Nous nous sommes alors rappelé que nous n’avions pas vérifié ce mode depuis le problème avec Steve. Nous avons répondu à Sebastian qu’il n’y avait aucun souci pour qu’il le teste et l’avons testé à notre tour. Et le van s’est mis à vibrer… C’était la catastrophe, il ne nous restait plus que quelques heures avant le décollage ! Nous avons appelé Steve, lui expliquant qu’il avait certainement cassé quelque chose et que maintenant il devait nous sortir de cette situation. Il ne pouvait rien faire car il se trouvait avec sa petite-fille à plusieurs milliers de kilomètres de Perth. Mais il nous a tout de même dit d’essayer une chose : faire une marche arrière. Nous avons essayé et effectivement, cela permettait de désenclencher le mode 4X4. Mais ce n’était qu’une solution provisoire, nous ne pouvions pas la vendre comme cela alors nous sommes allés dans le garage le plus proche à Mosman Park et avons tout expliqué au garagiste. Il a accepté de nous prendre « en urgence ». Après une heure passé dessus à faire des tests, à mettre de la graisse à droite, à gauche, il nous a dit qu’il ne pouvait rien faire dans l’immédiat et nous a souhaité bon courage.
Sebastian essayait de nous joindre par téléphone depuis plus d’une heure. Nous avons fini par lui répondre lui expliquant que nous avions pris un peu de retard avec nos bagages mais que nous serions sur Perth dans 1h maximum.
Une fois sur Perth, nous avons réfléchi à toutes les possibilités. Fallait-il lui dire la vérité ? Espérer qu’il oublie de tester le mode 4X4 ? Que nous conduisions nous pour lui montrer le mode 4X4 et que l’air de rien, nous fassions une marche arrière pour désenclencher ?…
Nous avons même essayé de rappeler Israël qui était prêt à acheter le van sans même le voir pour avoir une solution de recours mais son numéro de téléphone n’étant pas un numéro australien n’était plus fonctionnel.
Nous avons fini par opter pour la sagesse en lui disant toute la vérité.
Nous lui donnons rendez-vous devant la banque. En arrivant, il nous attendait avec sa copine, ils nous avaient déjà pris un ticket de stationnement, ils étaient si heureux…
Nous commençons à nous diriger tous ensemble vers la banque (aurait-il oublié… ?) mais nous les avons arrêtés au bout de quelques pas :

– Il faut qu’on vous dise quelque chose
Ils blêmissent
– Il y a un problème avec le mode 4X4. Nous l’avons essayé ce matin et pour le désenclencher il faut…
Il interrompt Franck
– Il faut faire une marche arrière ?
– C’est ça !
Il semble rassuré.
Il fait quelques tests puis sort de la voiture.
– C’est bon, on va à la banque ?
– Euh… ok
Après avoir déposé l’argent à la banque, nous sommes partis tous ensemble à l’aéroport, Franck au volant. L’ambiance était détendue et conviviale.
Une fois dans l’aéroport, nous les avons regardés partir discrètement. Ils ont mis du temps, ont calé 2 fois mais ils sont partis. Nous n’étions vraiment tranquilles qu’une fois dans la salle d’embarquement.

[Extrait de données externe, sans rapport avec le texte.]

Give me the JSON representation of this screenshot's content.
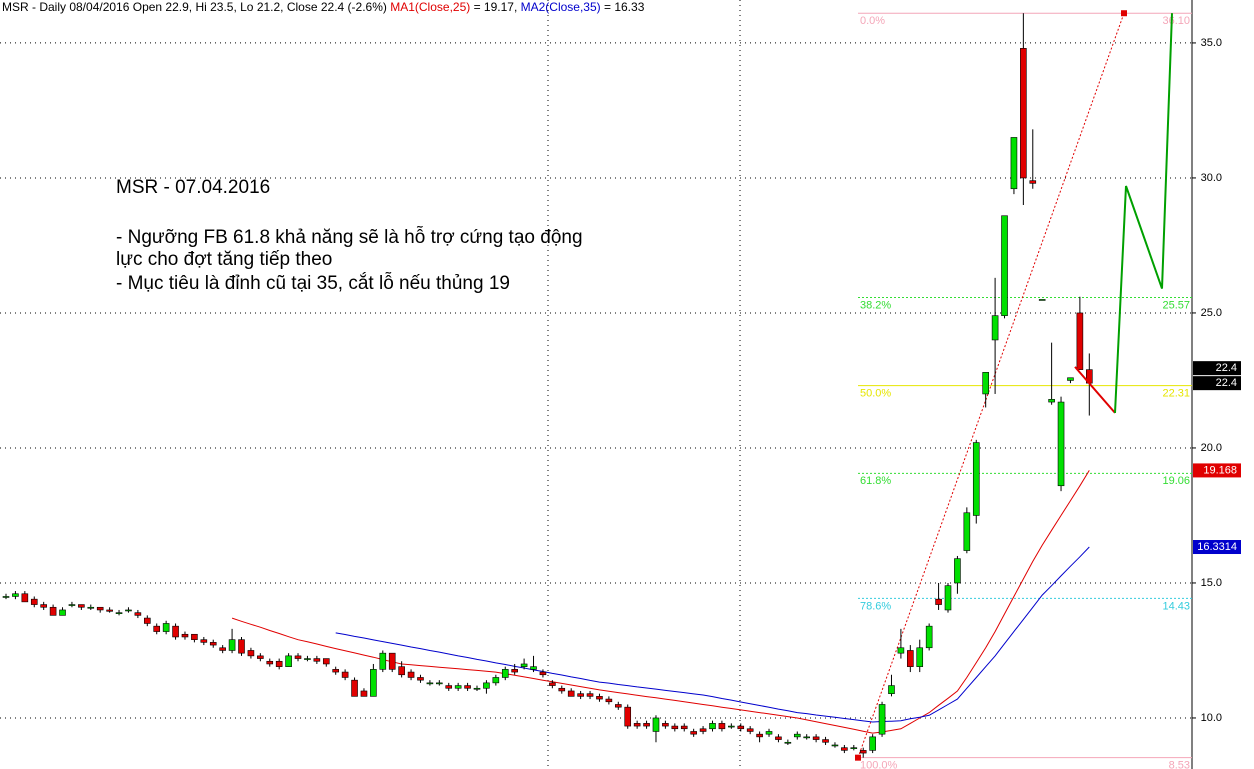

Nous souhaitons bonne continuation à Obi et très bonne route à Ellen et Sebastian !

Take care and enjoy your trip

 

2 thoughts on “La vente d’Obi

  1. Gael

    Bonjour à tous ! Je part le 15 octobre en Australie avec ma copine , nous arriveront le 16 à Perth et nous aimeron savoir si vous avez des offres de van ou 4 *4 dans le coin … Merci !!